Julie a continué à regarder le téléphone jusqu’à ce que sa lumière s’éteigne. Elle bâilla, fermant lentement les yeux pour regarder à nouveau son lit puis miaula. De toutes les choses qu’elle avait vécues jusqu’à présent ce matin-là, c’était celle qui l’avait fait sursauter. Elle a été frappée par un million de petites réalisations de ce qui venait de se passer, se demandant si elle avait vraiment fait ce bruit. Elle miaula une seconde fois.

Julie ne voulait pas paniquer, car cela lui aurait été différent. Elle était une experte en compartimentation émotionnelle. Autrement dit, Julie avait toujours vécu les moments précieux de la vie en petites portions digestes. S’il y avait eu 8

à tout moment ou raison de paniquer, elle le ferait, mais jamais de manière inattendue ou contre son gré.

Restant assise sur le tapis à son chevet pendant une courte minute, respirant calmement et ne regardant rien, Julie avait toutes ses pensées sous contrôle. Après un moment de clarté, lorsque toutes ses premières réponses ont commencé à disparaître, elle a décidé de se diriger vers le miroir ovale près de son armoire et d’avoir un aperçu complet de ce qui se passait. Elle s’est approchée du miroir orienté vers le haut, où elle se tiendrait normalement, a tapoté le bout inférieur et l’a ainsi tourné vers elle-même.

Dans le reflet, où pendant vingt-cinq ans elle avait rencontré les taches de rousseur familières de son jeune visage, le visage d’un chat roux la regardait maintenant. Sa crinière bouclée de cheveux roux a été remplacée par une fourrure rousse luxuriante et brillante, parsemée de taches blanches sur son front et le bout de ses pattes. Derrière sa silhouette assise, une queue duveteuse lui faisait des va-et-vient comme pour attirer un accueil dans cette nouvelle réalité. C’était un chat mignon, elle devait l’admettre. De longues moustaches, une silhouette élancée et une adorable petite tête, centrée sur un nez boutonné rose. Les yeux verts du reflet, elle reconnut les siens. Même si leurs pupilles verticales n’étaient pas ce à quoi elle était habituée, il y avait une familiarité dans leur teinte chaude qui réconfortait Julie. Avec toute sa mémoire passée et la capacité de la percevoir comme un détail rassurant.

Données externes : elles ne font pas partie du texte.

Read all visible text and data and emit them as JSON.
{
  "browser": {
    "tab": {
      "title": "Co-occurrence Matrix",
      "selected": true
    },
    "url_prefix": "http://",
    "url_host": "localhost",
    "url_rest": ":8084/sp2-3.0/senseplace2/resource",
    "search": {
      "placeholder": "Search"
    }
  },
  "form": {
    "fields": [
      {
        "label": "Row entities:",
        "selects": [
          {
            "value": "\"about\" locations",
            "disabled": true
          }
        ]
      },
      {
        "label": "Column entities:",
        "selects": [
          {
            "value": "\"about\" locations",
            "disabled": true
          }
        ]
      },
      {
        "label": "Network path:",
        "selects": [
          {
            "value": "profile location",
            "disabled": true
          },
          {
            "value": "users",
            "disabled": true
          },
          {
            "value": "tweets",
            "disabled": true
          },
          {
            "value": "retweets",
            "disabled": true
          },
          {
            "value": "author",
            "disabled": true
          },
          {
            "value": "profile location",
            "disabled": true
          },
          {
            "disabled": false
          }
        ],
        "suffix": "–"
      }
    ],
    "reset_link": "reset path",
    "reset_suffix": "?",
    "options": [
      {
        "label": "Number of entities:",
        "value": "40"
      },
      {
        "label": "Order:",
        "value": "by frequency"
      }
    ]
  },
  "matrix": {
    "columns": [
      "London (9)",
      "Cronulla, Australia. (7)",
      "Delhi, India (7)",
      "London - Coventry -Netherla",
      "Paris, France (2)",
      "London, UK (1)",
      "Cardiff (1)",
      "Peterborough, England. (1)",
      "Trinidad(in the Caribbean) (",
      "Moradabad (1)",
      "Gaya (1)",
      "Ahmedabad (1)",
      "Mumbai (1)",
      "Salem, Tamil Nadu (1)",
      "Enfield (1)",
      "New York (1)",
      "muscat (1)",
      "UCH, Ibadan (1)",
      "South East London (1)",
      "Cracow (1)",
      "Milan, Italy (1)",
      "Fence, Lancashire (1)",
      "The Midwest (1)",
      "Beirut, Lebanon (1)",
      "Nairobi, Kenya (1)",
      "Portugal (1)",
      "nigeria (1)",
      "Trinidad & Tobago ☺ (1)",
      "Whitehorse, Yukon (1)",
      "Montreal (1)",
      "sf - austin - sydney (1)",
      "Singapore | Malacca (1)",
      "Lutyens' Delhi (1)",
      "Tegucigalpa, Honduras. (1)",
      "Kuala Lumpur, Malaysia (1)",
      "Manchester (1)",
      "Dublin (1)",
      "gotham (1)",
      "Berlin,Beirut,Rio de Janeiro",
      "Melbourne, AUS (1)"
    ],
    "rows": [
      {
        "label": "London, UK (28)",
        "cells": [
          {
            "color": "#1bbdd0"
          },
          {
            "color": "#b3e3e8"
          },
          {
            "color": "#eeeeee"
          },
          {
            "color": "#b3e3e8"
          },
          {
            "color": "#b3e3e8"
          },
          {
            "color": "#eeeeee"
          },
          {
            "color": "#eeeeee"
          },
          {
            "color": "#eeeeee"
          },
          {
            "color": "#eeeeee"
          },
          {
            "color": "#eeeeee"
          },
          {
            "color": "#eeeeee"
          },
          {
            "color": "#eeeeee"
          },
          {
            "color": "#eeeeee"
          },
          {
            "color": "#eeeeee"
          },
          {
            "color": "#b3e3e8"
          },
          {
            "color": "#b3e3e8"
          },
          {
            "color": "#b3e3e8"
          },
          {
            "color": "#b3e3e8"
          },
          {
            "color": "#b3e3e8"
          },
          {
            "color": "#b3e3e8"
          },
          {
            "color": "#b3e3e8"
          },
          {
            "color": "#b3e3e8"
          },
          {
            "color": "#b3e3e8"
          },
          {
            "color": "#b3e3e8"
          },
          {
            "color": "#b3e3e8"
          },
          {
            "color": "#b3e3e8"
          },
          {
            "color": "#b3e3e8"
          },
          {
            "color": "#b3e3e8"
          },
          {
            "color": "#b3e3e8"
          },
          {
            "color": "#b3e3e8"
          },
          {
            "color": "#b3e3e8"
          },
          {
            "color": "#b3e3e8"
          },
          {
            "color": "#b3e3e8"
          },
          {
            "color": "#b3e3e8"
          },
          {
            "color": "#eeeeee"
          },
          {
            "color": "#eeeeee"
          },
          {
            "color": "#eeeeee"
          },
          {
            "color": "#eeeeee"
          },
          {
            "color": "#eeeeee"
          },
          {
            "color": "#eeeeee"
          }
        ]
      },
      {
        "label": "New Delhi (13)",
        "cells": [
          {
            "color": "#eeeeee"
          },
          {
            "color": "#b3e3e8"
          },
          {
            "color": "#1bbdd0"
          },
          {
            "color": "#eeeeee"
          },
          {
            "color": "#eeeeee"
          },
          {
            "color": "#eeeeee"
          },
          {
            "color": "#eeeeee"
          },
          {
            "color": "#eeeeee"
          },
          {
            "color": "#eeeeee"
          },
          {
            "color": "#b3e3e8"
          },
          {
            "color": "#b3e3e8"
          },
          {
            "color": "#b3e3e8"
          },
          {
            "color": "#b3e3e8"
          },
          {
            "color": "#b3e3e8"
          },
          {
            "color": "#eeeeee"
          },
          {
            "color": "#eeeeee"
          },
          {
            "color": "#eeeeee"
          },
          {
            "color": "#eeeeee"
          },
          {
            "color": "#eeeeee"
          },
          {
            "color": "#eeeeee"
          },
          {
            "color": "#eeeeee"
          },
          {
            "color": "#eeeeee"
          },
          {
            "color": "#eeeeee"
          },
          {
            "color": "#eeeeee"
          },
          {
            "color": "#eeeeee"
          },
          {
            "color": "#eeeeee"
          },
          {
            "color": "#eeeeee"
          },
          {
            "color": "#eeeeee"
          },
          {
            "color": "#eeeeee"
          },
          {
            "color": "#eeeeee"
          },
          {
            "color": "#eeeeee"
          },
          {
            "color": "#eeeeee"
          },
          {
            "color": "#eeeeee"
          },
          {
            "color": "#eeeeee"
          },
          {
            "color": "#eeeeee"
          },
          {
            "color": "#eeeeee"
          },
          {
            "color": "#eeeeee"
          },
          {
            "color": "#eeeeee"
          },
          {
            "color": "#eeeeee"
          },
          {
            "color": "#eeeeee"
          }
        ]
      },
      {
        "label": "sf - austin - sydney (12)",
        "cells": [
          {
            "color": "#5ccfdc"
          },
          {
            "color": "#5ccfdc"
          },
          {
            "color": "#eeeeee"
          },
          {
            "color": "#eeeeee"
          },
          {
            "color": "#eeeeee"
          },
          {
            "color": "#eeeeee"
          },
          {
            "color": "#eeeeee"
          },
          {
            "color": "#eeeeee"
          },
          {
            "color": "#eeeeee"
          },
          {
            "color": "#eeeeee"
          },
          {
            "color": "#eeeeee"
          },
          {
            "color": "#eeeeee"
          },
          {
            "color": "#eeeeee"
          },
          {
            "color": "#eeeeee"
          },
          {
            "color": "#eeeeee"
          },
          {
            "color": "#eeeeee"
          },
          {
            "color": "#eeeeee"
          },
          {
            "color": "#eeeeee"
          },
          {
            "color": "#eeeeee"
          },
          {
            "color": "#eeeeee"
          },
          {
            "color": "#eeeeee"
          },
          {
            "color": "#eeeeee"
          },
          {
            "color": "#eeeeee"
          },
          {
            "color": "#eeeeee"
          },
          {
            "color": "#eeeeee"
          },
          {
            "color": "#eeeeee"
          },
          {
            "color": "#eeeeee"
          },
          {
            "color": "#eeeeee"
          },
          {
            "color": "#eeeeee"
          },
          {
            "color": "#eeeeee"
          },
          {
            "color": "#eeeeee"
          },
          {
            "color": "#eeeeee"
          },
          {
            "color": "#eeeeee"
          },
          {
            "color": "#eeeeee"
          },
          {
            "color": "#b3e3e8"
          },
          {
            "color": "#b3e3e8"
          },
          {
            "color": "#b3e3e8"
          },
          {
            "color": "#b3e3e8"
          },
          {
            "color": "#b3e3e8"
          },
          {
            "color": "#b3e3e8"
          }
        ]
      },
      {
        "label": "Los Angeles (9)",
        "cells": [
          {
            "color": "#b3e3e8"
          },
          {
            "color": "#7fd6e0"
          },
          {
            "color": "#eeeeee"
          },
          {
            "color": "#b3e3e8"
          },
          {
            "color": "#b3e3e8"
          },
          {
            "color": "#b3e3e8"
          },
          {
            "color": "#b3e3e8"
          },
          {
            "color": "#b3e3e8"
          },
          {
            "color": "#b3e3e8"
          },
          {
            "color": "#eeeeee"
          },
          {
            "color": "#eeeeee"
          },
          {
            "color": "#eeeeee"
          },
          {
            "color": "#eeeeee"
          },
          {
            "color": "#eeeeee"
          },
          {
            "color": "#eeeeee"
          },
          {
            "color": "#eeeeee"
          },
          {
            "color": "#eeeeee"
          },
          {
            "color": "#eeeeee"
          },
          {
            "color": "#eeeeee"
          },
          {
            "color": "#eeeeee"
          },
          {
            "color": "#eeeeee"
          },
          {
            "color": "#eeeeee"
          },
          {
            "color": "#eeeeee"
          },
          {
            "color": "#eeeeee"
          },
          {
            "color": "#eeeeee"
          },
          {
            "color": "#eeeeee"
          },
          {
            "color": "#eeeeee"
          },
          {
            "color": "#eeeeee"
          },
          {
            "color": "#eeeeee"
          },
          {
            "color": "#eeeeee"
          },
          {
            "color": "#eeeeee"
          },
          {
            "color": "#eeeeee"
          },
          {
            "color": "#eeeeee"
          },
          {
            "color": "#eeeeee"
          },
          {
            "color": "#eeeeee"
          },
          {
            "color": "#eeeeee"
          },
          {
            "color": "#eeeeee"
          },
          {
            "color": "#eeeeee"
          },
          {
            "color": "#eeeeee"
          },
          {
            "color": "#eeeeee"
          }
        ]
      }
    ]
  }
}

La frayeur initiale continuait à s’estomper au fur et à mesure qu’elle regardait son nouveau reflet. Julie se demanda si tout cela n’avait été qu’un rêve, sa forme humaine nageant dans les vagues delta de sa propre imagination. Un non-sens, pensa-t-elle, un chat ne pense pas comme un humain, n’est-ce pas ? Ce devait être un rêve. Si seulement les poils ne s’étaient pas dressés sur son dos à ce 9

moment. Elle sentit ses pattes garder le sol en dessous, ses pattes postérieures dressées, le bout de sa queue effleurer l’air, et les odeurs, les millions de nouvelles odeurs. Si c’était un rêve, c’était un rêve très réaliste. Elle dut supposer que ce n’était pas, pour le meilleur ou pour le pire, de se détourner du miroir pour avoir une autre vue de son atelier. De ce point de vue, les cadres en bois et les placards longs semblaient beaucoup plus hauts et portaient une énergie différente de celle d’habitude. Il y avait un air d’aventure autour d’objets que Julie avait à peine remarqué auparavant. Les formes et les odeurs des vieux meubles de sa logeuse la taquinaient. Dans l’excitation, Julie se lécha le nez. La lavande, ce doux parfum violet de lavande en fleurs descendait de la bougie sur sa table de chevet pour lui remplir les narines. Et puis une vague d’anciennes et de nouvelles pages sortant de sa bibliothèque ; trois livres de yoga, un exemplaire à feuilles jaunes d’Alexandre Dumas Monte Cristo, et une collection illustrée de nouvelles d’Haruki Murakami, offerte par son ex. Le panier à linge qu’elle avait pensé apporter à la laverie avant d’ouvrir son Bordeaux hier soir, une paire de chaussettes à l’entrée, et quelque chose de délicieux suspendu dans l’air. Tout s’est heurté dans un carrousel d’odeurs tirant des neurones autour de sa tête. La pièce était plus vivante qu’elle ne l’avait jamais ressenti. Elle se lécha le nez une fois de plus et secoua la tête pour se préparer à le prendre une fois de plus.